Official source: NASDAQ TotalView-ITCH
Alternative source with free samples: databento.com/pcaps
- Nasdaq TotalView-ITCH 5.0: Available from 2018-05-01
- Includes raw network packets for protocol edge case testing
- Visit databento.com/pcaps
- Find "Nasdaq TotalView-ITCH 5.0" section
- Download a sample file (e.g.,
ny4-xnas-tvitch-a-20230822T133000.pcap.zst)
Sample files are zstd-compressed PCAP with:
- Nanosecond-resolution timestamps
- MoldUDP64 transport layer
- Raw ITCH 5.0 binary messages
Use the validation script to test the parser against PCAP samples:
# Decompress if needed
zstd -d ny4-xnas-tvitch-a-20230822T133000.pcap.zst
# Run validation
cd tests
python validate_pcap.py ../sample.pcap --trade-date 08222023The script:
- Extracts ITCH messages from PCAP (handles MoldUDP64, VLAN tags)
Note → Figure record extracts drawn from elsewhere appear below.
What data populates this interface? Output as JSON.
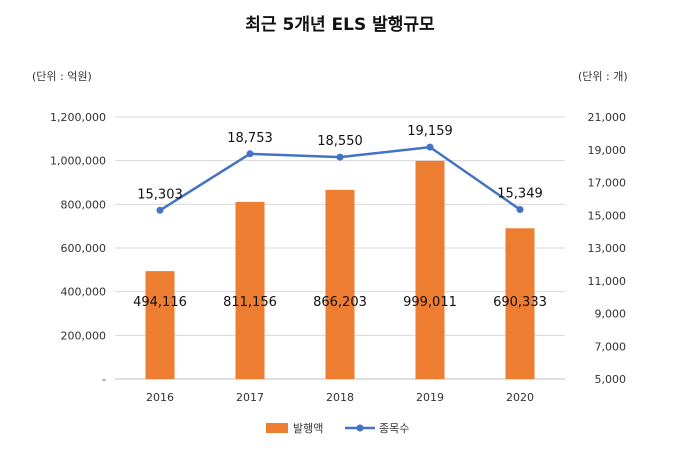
{
  "chart_data": {
    "type": "bar+line",
    "title": "최근 5개년 ELS 발행규모",
    "left_unit_label": "(단위 : 억원)",
    "right_unit_label": "(단위 : 개)",
    "categories": [
      "2016",
      "2017",
      "2018",
      "2019",
      "2020"
    ],
    "series": [
      {
        "name": "발행액",
        "type": "bar",
        "axis": "left",
        "color": "#ED7D31",
        "values": [
          494116,
          811156,
          866203,
          999011,
          690333
        ],
        "labels": [
          "494,116",
          "811,156",
          "866,203",
          "999,011",
          "690,333"
        ]
      },
      {
        "name": "종목수",
        "type": "line",
        "axis": "right",
        "color": "#4472C4",
        "values": [
          15303,
          18753,
          18550,
          19159,
          15349
        ],
        "labels": [
          "15,303",
          "18,753",
          "18,550",
          "19,159",
          "15,349"
        ]
      }
    ],
    "left_axis": {
      "min": 0,
      "max": 1200000,
      "step": 200000,
      "tick_labels": [
        "-",
        "200,000",
        "400,000",
        "600,000",
        "800,000",
        "1,000,000",
        "1,200,000"
      ]
    },
    "right_axis": {
      "min": 5000,
      "max": 21000,
      "step": 2000,
      "tick_labels": [
        "5,000",
        "7,000",
        "9,000",
        "11,000",
        "13,000",
        "15,000",
        "17,000",
        "19,000",
        "21,000"
      ]
    },
    "grid": true,
    "legend_position": "bottom"
  }
}
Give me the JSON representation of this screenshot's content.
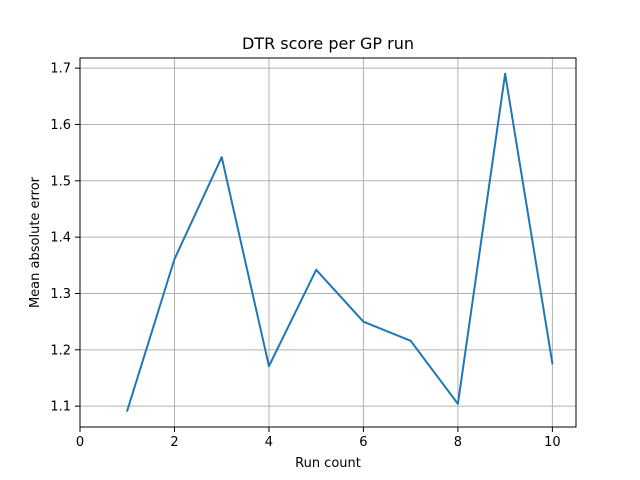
{
  "chart_data": {
    "type": "line",
    "title": "DTR score per GP run",
    "xlabel": "Run count",
    "ylabel": "Mean absolute error",
    "xlim": [
      0,
      10.5
    ],
    "ylim": [
      1.063,
      1.718
    ],
    "xticks": [
      0,
      2,
      4,
      6,
      8,
      10
    ],
    "yticks": [
      1.1,
      1.2,
      1.3,
      1.4,
      1.5,
      1.6,
      1.7
    ],
    "xtick_labels": [
      "0",
      "2",
      "4",
      "6",
      "8",
      "10"
    ],
    "ytick_labels": [
      "1.1",
      "1.2",
      "1.3",
      "1.4",
      "1.5",
      "1.6",
      "1.7"
    ],
    "grid": true,
    "series": [
      {
        "color": "#1f77b4",
        "x": [
          1,
          2,
          3,
          4,
          5,
          6,
          7,
          8,
          9,
          10
        ],
        "y": [
          1.092,
          1.361,
          1.542,
          1.171,
          1.342,
          1.25,
          1.216,
          1.104,
          1.69,
          1.176
        ]
      }
    ]
  }
}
- Runs the Rust parser on extracted data
- Validates message counts match exactly
- Spot-checks field content (order refs, prices, symbols)
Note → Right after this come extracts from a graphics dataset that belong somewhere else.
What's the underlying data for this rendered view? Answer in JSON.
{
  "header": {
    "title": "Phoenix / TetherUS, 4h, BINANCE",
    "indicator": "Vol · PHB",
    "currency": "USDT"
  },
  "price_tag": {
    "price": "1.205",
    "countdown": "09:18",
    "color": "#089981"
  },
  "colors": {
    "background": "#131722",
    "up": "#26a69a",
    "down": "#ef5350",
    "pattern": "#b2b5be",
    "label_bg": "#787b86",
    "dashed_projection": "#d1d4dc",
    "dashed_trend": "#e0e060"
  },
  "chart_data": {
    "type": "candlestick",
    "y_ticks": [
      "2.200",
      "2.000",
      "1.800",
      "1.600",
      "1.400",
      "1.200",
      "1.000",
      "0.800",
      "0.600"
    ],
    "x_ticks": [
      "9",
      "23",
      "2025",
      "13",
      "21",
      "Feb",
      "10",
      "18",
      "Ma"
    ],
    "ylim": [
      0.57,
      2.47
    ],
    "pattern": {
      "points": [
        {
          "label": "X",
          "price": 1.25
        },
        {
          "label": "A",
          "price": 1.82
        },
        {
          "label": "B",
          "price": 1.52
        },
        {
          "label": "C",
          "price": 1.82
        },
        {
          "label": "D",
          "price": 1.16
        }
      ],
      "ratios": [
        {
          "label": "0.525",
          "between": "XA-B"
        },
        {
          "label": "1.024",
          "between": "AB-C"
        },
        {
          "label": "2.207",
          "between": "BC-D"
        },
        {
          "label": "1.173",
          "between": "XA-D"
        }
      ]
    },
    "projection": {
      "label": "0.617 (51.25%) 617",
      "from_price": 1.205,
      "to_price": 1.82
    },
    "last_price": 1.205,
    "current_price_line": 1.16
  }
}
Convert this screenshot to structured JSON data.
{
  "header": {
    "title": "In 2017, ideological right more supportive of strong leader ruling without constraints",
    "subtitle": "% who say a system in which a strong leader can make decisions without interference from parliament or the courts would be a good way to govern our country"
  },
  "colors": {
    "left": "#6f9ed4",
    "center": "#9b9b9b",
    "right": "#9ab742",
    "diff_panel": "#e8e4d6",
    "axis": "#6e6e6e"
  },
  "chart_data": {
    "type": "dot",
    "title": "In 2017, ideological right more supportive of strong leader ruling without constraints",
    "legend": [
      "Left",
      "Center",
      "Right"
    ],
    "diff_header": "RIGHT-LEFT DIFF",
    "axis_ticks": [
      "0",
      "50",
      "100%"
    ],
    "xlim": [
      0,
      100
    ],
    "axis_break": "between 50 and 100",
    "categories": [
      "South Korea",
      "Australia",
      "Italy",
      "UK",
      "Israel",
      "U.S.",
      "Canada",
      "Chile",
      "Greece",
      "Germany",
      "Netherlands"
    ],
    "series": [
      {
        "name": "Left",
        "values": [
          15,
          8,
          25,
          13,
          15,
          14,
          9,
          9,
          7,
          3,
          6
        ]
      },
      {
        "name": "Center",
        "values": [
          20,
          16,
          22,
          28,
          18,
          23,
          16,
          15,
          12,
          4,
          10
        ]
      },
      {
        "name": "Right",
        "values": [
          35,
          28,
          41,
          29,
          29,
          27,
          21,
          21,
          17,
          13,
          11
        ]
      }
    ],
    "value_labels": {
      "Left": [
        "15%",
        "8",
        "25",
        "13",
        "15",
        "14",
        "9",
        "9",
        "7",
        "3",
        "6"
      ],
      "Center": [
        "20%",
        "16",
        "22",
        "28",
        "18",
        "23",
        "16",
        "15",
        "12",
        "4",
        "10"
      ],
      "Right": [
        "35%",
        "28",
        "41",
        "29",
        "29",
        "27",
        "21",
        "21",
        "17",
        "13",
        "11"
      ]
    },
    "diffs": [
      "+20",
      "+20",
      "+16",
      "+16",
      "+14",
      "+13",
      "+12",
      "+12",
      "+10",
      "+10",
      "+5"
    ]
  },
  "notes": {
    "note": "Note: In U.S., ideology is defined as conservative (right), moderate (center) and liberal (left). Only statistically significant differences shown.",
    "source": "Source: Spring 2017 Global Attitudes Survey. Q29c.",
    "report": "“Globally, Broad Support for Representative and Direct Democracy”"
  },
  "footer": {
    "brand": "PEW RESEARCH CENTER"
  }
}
Tested against DataBento sample (August 22, 2023, 9:30-9:40 AM):
| Metric | Value |
|---|---|
| PCAP size | 1.9 GB (474 MB compressed) |
| Messages | 20,288,210 |
| Duration | 10 minutes |
| Sequence gaps | 0 |
| Match rate | 100% |
Message type breakdown:
| Type | Count | Match |
|---|---|---|
| A (Add Order) | 8,824,973 | ✓ |
| D (Delete) | 7,882,019 | ✓ |
| U (Replace) | 1,889,620 | ✓ |
| E (Execute) | 1,044,952 | ✓ |
| X (Cancel) | 305,668 | ✓ |
| P (Trade) | 266,399 | ✓ |
| Others | 74,579 | ✓ |
[dependencies]
arrow = "54.3"
parquet = { version = "54.3", features = ["arrow"] }
bytes = "1.11"
flate2 = "1.1"
chrono = "0.4"
anyhow = "1.0"
indicatif = "0.17"
once_cell = "1.21"# Debug build
cargo build
# Release build (recommended)
cargo build --release
# Run tests
cargo test
# Run benchmarks
cargo bench- ml4t/ml4t-code - Machine Learning for Trading code
- DataBento - Market data provider with harmonized feeds
MIT
Issues and PRs welcome. Please run cargo fmt and cargo clippy before submitting.
Developed as part of Machine Learning for Algorithmic Trading, 3rd Edition.